The Executive Summary has to tell the reader, who is often in a very different role, the key points of your report. In many cases, the entire report can be 50+ pages and contain a wealth of information and details, you have to get the key pieces down to just a page. Here’s a few helping hints:
- Know your audience for the Executive Summary – but don’t write it exclusively for them. Trust me. Other people will be reading it. For example, your 50 page detailed information security risk assessment will likely go to the Director of IT Security and their team, but the Executive Summary may be destined for the CISO. So, write it for that person, but make sure that the General Counsel, the CIO, the Chief Compliance Officer, the Privacy Officer, and the Chief Operating Officer will be able to understand and appreciate the information in the Executive Summary. These are often NON-TECHNICAL people.
- The Executive Summary should be about one page. It can be a bit more of a bit less. But it is an EXECUTIVE SUMMARY. Executives are busy, have multiple responsibilities, and want to get to the “So What?” question pretty quickly. Summary means a “brief statement of account of the main points”. Hence, its short. Like a page.
- The Executive Summary should include what you did, what you found, the “So What?”, and the recommendations or options. Nothing else.
- The “So What?” can also include a score or some type of impact/result of the findings – either relative to other businesses or perhaps a compliance score (or whether they passed of failed) – which leads very nicely into the “So What?” question.
- The recommendations have to be specific. Now, you can’t include all of the details, but you can say what programs need to be built out, or what types of patches need to be installed – to give the reader a sense of what has to be done. As a bonus, I sometimes like to include the score or potential end result will be. Perhaps they failed a PCI Compliance pre-review, but if they fix these things, they would likely pass. That helps the Executive Summary reader understand the benefits of completing the recommendations.

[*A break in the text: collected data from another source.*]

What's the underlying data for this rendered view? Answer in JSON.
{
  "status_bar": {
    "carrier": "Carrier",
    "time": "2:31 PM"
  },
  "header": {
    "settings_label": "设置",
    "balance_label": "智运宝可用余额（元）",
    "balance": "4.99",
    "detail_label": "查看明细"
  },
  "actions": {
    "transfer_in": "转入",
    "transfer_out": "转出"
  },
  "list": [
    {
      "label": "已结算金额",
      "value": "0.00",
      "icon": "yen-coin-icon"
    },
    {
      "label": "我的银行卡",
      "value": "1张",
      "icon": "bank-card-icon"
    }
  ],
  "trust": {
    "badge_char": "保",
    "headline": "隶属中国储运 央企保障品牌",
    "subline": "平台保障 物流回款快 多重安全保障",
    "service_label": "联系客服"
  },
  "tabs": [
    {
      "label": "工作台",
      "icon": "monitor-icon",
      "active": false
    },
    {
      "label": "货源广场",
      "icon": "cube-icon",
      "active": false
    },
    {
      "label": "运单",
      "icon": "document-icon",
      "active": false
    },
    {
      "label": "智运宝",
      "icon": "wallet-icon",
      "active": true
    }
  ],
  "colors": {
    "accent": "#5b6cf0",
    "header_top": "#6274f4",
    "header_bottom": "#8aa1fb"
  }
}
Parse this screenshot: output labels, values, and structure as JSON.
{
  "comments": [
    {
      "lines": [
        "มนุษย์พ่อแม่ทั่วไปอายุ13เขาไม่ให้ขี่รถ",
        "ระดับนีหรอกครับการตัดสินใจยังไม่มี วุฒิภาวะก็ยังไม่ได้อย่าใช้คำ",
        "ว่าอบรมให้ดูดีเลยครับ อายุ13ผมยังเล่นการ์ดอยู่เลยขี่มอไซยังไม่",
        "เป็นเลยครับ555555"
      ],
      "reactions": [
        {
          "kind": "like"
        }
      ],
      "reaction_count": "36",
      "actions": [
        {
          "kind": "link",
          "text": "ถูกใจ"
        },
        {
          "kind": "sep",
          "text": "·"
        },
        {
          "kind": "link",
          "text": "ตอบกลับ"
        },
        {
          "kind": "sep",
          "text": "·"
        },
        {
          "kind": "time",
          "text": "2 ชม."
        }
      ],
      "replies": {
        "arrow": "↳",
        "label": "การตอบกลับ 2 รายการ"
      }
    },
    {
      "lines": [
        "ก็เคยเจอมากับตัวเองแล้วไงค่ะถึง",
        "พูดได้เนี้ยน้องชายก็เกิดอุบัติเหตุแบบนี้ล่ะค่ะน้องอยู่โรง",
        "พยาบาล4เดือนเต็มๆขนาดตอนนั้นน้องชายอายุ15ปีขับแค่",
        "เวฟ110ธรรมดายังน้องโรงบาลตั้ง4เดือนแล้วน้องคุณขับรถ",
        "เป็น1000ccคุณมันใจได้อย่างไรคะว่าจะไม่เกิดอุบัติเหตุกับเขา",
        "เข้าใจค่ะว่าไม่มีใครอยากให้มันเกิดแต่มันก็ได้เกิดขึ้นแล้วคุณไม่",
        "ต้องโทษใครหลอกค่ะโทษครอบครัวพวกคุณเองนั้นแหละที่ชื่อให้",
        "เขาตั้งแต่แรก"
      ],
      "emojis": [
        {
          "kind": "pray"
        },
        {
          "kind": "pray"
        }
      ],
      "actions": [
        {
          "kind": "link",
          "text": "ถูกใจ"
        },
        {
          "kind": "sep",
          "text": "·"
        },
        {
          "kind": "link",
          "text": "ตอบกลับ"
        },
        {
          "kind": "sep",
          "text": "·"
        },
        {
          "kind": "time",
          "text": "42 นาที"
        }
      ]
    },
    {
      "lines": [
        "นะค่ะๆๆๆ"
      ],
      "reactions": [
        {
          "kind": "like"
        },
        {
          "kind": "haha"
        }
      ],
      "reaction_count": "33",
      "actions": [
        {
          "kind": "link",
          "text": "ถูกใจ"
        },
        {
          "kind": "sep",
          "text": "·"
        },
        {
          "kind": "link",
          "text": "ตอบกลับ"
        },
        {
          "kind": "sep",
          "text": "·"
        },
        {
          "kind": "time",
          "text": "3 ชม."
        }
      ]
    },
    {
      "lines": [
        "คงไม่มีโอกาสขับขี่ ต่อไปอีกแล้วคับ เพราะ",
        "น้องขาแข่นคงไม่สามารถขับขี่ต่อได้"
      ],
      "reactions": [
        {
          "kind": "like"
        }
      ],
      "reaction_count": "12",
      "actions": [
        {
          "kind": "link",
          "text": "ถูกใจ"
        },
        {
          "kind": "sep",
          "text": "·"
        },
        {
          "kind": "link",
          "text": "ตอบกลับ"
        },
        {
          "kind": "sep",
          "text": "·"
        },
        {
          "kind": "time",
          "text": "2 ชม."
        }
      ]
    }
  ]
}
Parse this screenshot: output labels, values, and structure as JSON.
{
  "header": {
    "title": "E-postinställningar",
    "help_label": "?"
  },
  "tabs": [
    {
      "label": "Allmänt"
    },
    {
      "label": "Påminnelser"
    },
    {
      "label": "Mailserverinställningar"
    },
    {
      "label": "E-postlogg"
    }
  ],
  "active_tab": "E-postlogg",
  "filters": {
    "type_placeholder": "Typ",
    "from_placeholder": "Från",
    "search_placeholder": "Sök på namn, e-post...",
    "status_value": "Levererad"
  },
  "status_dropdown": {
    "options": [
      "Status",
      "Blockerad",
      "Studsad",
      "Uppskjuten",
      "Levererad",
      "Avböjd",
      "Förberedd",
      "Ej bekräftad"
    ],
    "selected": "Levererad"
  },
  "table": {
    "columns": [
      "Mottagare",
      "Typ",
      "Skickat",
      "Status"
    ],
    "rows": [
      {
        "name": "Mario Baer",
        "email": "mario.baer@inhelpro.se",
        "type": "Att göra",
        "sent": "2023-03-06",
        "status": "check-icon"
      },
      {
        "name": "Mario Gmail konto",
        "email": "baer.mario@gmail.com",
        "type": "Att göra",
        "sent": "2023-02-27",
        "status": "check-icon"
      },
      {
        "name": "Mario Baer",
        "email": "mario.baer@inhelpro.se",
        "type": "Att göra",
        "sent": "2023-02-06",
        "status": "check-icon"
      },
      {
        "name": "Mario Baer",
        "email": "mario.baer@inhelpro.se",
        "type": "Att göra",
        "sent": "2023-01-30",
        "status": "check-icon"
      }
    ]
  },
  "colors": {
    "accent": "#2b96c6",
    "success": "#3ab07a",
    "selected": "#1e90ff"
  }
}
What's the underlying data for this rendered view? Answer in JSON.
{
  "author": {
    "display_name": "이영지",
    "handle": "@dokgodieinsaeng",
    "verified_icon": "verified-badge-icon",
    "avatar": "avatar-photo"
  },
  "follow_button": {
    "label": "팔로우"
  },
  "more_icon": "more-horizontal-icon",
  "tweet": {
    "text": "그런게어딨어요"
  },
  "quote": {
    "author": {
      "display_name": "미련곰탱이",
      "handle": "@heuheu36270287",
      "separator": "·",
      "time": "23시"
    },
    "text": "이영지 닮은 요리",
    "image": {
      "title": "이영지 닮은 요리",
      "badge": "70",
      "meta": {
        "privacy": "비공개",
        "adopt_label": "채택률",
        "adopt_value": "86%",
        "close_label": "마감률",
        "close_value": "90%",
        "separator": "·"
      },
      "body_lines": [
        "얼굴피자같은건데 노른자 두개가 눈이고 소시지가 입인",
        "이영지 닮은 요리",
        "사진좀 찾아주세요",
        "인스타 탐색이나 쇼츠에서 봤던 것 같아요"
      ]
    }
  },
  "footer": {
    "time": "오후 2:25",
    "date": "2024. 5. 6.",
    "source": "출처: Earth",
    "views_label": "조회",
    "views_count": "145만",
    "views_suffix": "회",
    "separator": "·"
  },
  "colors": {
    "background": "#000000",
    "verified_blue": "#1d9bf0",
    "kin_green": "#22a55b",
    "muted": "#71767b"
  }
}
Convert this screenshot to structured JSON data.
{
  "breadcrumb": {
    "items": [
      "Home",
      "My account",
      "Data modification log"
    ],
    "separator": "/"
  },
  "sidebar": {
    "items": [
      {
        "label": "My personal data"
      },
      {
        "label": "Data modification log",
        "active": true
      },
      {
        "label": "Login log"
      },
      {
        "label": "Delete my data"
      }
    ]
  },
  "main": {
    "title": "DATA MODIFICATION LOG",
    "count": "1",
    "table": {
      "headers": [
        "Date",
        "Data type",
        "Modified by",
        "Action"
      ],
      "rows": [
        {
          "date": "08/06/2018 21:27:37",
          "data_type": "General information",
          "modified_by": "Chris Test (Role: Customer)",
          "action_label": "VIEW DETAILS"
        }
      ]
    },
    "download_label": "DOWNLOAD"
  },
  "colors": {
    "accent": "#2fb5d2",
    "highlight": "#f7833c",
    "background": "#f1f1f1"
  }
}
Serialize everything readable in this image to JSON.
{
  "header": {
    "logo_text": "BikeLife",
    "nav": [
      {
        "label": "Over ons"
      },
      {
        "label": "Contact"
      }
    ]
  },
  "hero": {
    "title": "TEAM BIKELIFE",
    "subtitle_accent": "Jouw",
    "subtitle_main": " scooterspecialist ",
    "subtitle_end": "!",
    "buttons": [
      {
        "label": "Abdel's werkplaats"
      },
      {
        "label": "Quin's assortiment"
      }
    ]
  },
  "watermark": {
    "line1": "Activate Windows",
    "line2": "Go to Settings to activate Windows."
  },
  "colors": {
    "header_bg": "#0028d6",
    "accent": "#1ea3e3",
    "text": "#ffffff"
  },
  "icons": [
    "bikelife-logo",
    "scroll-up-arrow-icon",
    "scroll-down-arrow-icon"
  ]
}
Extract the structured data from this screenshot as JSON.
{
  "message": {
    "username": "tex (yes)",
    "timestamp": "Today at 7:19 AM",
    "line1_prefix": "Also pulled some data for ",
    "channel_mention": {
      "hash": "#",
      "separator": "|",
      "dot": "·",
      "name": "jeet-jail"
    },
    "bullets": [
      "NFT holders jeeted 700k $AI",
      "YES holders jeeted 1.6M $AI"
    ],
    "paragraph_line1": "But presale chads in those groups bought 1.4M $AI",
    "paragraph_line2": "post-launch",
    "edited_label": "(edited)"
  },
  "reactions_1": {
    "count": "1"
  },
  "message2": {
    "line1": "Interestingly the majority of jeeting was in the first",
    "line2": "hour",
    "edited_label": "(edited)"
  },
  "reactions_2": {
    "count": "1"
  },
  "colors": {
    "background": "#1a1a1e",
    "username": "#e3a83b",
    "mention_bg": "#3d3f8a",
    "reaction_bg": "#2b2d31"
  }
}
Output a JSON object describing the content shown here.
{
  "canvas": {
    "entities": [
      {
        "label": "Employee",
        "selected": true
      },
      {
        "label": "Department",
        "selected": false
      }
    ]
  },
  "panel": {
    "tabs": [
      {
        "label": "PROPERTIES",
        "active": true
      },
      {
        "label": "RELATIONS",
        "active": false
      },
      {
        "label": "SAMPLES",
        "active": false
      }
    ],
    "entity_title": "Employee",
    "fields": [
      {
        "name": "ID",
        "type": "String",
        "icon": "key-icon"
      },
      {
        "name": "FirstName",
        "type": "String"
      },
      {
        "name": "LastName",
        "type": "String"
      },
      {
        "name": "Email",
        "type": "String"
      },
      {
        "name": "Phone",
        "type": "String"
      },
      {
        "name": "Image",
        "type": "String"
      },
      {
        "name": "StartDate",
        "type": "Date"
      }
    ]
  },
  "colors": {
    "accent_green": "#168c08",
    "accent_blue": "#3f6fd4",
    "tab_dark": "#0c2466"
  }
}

- Re-Read it. Read it backwards. Have a co-worker who was not involved with the project read it and make sure that they understand what you are trying to say. Then have a few others read it to get some additional insight and incorporate any feedback that you may receive.
The Executive Summary is going to be the most read section of the report. It is often not read before the report, but in lieu of reading the report. So, the Executive Summary is not an introduction to your 50+ page report. It is an alternative version that has to stand alone. It’s sometimes frustrating to know that a lot of hard work went into the report. And I’m sure it will be read by those that will have to understand it, but the Executive Summary is going to be read by more people that are often more senior in the company so it has to be flawless.
And remember to make your recommendations specific. Actionable. And Relative.